Catherine Zimmerman

Catherine Zimmerman, an award-winning director of photography, celebrates her 46th year as a documentary filmmaker, working primarily on education and environmental issues. Environmental videos of hers include global warming documentaries for CNN Presents and New York Times Television; Save Rainforests/Save Lives, Fresh Farm Markets, Wildlife Without Borders: Connecting People and Nature in the Americas, and America’s Sustainable Garden: United States Botanic Garden.

She is also the writer and director of two compelling documentaries that show us how we can, and must, become stewards of the land in our own backyards and communities. Catherine’s goal and hope is that these projects will help fire up the movement toward creating biodiversity and making natural landscapes the new landscaping norm.

In Urban & Suburban Meadows, a book and a film, Catherine created a stunning and enticing introduction to meadowscaping that will encourage us do away with pesticides, reduce lawn and return our land to a beautiful, natural habitat for native plants and wildlife. To further promote this land management concept, Catherine’s latest film release, Hometown Habitat, Stories of Bringing Nature Home, is a call to action. This documentary explores how and why native plants are critical to the survival and vitality of local eco-systems. Included are inspiring stories of habitat heroes across the country who are working to bring back nature in their hometowns. https://themeadowproject.com/

Catherine is also a certified horticulturist and landscape designer based in Yellow Springs, Ohio. She is accredited in organic land care through the Northeast Organic Farmers Association and has designed and taught a course in organic landscaping for the USDA Graduate School Horticulture program.

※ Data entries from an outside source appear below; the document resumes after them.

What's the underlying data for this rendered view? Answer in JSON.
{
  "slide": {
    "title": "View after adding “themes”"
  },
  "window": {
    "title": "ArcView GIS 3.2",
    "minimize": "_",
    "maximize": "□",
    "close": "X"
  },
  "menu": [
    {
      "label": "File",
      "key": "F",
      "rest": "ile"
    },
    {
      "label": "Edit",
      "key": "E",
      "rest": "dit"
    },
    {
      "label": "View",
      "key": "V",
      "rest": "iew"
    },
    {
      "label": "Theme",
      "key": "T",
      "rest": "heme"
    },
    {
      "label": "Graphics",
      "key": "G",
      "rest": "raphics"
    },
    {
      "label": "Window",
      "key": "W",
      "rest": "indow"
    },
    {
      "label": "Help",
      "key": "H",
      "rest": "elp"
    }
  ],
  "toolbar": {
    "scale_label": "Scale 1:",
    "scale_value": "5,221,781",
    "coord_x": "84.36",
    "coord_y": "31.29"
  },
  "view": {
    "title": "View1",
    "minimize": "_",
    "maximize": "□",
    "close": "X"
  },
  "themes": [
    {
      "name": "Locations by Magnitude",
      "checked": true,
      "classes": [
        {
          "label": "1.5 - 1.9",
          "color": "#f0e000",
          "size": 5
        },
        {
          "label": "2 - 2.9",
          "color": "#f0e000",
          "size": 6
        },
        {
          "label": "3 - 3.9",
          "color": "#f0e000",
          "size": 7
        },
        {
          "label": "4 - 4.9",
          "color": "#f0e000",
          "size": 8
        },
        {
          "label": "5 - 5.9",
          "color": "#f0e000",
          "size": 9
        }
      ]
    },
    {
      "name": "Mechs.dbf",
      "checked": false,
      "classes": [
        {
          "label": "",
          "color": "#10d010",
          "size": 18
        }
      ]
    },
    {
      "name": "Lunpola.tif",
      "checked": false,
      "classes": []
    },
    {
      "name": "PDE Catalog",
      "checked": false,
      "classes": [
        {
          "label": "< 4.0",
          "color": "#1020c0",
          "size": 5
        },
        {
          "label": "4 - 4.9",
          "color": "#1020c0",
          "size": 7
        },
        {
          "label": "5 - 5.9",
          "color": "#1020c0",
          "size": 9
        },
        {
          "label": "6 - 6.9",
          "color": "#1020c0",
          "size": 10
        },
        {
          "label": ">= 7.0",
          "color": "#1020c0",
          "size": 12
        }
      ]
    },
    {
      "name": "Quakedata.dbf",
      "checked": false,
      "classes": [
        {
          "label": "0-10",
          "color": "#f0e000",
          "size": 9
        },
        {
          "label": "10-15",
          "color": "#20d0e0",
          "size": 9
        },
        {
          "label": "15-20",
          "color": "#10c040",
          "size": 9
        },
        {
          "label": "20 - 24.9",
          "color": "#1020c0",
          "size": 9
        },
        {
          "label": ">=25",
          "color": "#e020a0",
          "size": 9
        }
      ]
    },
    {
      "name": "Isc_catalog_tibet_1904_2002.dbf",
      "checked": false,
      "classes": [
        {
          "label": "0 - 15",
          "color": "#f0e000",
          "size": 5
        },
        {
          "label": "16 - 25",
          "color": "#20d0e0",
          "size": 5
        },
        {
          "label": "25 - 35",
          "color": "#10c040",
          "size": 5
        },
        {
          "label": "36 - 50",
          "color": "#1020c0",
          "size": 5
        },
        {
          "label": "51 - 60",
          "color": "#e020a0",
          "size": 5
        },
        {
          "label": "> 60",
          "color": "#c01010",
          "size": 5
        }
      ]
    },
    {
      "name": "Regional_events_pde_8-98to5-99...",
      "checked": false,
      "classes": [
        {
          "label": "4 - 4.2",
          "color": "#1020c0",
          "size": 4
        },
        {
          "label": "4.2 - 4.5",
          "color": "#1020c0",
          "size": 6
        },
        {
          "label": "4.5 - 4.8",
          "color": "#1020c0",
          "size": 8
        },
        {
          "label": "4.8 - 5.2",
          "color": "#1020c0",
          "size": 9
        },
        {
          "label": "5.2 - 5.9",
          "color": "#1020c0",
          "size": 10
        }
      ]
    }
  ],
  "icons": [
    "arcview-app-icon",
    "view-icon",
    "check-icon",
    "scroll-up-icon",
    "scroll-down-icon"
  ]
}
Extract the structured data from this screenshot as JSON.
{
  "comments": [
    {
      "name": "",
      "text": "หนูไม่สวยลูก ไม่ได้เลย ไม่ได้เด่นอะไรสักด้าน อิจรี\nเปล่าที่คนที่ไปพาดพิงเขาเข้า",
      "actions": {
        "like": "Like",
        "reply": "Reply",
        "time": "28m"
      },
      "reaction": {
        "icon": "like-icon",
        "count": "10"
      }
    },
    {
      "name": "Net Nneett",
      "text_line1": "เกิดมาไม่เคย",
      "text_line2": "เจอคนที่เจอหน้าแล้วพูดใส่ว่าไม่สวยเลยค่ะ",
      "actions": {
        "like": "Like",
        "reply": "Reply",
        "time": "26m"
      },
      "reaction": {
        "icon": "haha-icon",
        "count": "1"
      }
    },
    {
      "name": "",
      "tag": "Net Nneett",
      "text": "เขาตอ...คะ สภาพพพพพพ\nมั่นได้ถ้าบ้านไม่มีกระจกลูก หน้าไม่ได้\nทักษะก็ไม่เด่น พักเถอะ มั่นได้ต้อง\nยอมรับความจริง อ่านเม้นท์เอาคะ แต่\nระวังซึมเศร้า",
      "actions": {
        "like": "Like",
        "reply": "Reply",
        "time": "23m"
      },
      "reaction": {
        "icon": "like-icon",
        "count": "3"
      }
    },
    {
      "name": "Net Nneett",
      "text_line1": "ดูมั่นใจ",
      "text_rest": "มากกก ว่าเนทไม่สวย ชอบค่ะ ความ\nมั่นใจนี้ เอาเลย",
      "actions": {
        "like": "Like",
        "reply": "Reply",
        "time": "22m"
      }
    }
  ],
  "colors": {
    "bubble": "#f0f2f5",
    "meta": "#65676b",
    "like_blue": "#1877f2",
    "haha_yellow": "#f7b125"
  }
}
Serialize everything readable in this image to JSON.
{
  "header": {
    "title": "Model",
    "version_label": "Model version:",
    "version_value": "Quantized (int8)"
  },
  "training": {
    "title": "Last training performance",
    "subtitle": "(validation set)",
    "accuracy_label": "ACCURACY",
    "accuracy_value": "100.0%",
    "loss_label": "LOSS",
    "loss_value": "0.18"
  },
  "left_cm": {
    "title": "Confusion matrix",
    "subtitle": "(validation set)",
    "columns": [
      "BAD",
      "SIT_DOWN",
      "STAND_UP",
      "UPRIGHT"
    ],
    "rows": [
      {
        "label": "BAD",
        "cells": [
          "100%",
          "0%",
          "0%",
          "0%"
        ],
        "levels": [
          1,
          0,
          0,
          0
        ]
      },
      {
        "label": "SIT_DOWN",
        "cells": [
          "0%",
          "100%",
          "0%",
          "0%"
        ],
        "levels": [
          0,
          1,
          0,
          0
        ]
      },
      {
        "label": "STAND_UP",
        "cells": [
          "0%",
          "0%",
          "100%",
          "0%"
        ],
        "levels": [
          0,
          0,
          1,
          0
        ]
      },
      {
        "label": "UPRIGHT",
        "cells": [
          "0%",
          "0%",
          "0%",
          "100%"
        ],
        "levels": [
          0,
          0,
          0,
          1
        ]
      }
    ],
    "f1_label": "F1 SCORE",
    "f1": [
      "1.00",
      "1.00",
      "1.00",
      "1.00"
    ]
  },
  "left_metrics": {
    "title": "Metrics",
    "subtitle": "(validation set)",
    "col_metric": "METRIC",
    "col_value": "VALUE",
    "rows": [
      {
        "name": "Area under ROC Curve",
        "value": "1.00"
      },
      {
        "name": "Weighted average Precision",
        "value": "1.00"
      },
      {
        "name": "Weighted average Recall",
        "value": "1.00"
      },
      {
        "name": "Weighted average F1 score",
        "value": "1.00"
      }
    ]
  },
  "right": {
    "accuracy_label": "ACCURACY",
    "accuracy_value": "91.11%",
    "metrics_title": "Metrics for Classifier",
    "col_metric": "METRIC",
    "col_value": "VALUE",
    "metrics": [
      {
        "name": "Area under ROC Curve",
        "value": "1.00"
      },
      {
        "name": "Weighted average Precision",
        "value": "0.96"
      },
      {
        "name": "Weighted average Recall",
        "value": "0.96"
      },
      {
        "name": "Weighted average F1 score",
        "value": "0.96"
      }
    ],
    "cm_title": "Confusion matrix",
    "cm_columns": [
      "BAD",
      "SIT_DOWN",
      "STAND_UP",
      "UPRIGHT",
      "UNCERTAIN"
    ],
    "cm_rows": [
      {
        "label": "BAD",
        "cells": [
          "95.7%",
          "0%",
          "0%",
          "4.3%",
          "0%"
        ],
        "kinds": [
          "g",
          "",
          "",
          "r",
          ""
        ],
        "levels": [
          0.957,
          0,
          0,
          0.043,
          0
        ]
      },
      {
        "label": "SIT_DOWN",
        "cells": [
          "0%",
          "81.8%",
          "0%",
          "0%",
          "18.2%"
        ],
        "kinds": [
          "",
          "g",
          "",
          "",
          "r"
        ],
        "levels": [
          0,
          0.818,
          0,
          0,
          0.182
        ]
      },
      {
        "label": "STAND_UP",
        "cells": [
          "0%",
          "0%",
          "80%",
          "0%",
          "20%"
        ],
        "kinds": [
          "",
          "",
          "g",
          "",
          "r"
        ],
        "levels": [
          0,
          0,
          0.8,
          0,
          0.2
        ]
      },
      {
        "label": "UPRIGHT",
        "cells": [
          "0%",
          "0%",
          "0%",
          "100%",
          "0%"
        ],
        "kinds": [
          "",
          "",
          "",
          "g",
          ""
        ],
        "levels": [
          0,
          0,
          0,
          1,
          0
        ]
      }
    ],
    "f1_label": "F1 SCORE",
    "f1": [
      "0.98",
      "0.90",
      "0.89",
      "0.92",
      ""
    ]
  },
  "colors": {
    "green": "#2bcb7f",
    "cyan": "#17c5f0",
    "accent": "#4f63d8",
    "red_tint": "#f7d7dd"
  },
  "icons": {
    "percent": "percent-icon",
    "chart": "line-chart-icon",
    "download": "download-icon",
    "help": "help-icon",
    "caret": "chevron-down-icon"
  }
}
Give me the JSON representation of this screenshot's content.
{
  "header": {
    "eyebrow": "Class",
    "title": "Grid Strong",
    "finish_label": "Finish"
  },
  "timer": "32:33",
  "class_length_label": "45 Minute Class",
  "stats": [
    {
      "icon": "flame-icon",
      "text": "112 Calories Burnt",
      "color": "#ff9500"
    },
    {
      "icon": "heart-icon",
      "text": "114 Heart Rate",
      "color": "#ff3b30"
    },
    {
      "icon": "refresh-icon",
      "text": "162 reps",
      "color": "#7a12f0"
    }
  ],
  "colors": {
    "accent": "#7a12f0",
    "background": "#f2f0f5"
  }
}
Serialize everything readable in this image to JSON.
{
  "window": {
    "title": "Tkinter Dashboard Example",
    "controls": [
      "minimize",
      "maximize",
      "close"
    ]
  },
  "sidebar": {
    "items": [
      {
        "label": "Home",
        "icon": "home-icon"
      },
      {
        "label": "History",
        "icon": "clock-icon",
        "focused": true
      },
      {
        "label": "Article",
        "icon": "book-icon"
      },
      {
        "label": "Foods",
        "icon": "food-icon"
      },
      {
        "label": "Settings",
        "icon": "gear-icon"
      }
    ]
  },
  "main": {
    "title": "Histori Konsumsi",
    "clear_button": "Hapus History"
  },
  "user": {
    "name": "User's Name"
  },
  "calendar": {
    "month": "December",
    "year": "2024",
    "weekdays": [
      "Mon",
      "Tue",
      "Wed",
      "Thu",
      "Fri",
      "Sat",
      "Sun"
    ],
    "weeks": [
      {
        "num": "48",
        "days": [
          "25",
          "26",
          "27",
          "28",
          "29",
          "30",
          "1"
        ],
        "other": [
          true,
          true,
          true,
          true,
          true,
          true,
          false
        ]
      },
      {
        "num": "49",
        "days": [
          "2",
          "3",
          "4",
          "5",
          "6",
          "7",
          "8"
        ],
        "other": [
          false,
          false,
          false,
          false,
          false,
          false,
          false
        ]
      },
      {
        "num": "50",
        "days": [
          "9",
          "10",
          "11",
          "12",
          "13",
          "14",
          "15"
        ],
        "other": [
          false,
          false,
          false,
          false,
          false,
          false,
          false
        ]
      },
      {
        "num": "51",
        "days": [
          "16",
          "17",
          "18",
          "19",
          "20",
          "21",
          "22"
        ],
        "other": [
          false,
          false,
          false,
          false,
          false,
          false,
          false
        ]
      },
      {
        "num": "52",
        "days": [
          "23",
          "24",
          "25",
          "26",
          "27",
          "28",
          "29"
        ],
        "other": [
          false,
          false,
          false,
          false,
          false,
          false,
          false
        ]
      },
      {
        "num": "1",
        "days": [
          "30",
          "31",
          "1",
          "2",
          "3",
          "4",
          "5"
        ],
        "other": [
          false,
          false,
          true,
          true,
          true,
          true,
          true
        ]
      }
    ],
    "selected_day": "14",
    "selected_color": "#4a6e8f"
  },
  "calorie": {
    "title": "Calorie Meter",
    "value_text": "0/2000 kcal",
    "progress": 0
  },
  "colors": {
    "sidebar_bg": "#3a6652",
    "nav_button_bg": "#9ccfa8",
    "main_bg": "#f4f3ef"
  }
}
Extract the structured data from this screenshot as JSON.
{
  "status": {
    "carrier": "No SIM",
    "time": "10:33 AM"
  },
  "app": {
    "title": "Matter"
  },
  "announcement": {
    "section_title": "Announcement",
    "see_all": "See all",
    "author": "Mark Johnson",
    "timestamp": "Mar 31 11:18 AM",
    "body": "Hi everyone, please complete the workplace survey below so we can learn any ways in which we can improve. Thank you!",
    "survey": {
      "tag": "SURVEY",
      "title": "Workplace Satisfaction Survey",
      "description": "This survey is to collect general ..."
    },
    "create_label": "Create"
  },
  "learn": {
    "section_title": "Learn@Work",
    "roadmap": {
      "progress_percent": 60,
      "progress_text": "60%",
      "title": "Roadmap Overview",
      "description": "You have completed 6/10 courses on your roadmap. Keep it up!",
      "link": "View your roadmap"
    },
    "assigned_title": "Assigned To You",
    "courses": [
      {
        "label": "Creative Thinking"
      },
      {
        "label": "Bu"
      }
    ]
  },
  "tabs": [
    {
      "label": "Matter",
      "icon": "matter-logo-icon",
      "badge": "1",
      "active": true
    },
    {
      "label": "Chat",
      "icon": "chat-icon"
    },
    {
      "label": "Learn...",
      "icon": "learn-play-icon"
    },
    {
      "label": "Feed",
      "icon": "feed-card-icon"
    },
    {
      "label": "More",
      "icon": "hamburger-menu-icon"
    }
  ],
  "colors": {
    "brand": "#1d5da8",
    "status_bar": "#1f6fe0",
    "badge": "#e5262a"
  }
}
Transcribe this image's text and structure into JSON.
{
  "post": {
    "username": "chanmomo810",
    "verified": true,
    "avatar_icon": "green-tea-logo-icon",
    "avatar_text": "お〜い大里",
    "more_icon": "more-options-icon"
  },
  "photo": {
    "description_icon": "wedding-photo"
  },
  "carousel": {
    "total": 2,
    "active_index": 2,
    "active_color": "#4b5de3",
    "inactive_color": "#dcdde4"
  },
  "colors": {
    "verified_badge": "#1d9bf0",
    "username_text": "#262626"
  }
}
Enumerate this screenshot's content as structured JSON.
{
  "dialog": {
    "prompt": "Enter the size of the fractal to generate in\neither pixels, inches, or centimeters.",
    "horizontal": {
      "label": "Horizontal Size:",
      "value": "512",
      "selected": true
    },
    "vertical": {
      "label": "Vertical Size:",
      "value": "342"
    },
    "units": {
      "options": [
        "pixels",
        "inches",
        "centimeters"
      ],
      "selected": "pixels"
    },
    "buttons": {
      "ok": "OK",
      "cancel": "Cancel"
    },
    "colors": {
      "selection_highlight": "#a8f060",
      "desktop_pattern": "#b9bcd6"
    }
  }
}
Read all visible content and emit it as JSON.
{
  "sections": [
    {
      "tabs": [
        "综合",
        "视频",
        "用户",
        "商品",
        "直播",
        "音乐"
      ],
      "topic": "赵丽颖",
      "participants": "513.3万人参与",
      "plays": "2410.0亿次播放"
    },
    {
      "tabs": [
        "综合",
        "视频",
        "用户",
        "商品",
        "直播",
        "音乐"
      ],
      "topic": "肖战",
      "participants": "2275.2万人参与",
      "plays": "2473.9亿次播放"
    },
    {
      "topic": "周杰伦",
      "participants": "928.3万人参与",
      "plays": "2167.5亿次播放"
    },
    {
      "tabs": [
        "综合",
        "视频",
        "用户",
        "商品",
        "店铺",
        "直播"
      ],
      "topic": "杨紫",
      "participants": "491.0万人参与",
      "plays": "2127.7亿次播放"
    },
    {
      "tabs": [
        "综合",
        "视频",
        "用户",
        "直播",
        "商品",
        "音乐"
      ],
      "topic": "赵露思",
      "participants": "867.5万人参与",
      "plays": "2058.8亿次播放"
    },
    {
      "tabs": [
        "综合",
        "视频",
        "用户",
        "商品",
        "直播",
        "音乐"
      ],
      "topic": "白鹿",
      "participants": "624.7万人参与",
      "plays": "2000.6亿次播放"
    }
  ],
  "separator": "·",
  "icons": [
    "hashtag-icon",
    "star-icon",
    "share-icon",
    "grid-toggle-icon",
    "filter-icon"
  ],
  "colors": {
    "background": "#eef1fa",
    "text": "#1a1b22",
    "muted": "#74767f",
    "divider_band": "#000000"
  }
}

In 2020 Catherine joined the Yellow Springs Environmental Commission and led the effort to certify the village as a Wildlife Habitat Community through the National Wildlife Federation. The certification was accomplished in seven months, a record according to NWF, and Yellow Springs was honored as one of the top ten NWF communities for 2020. Today Catherine is the chair of the Environmental Commission and involved in creating a Climate Action Stainability Plan for Yellow Springs.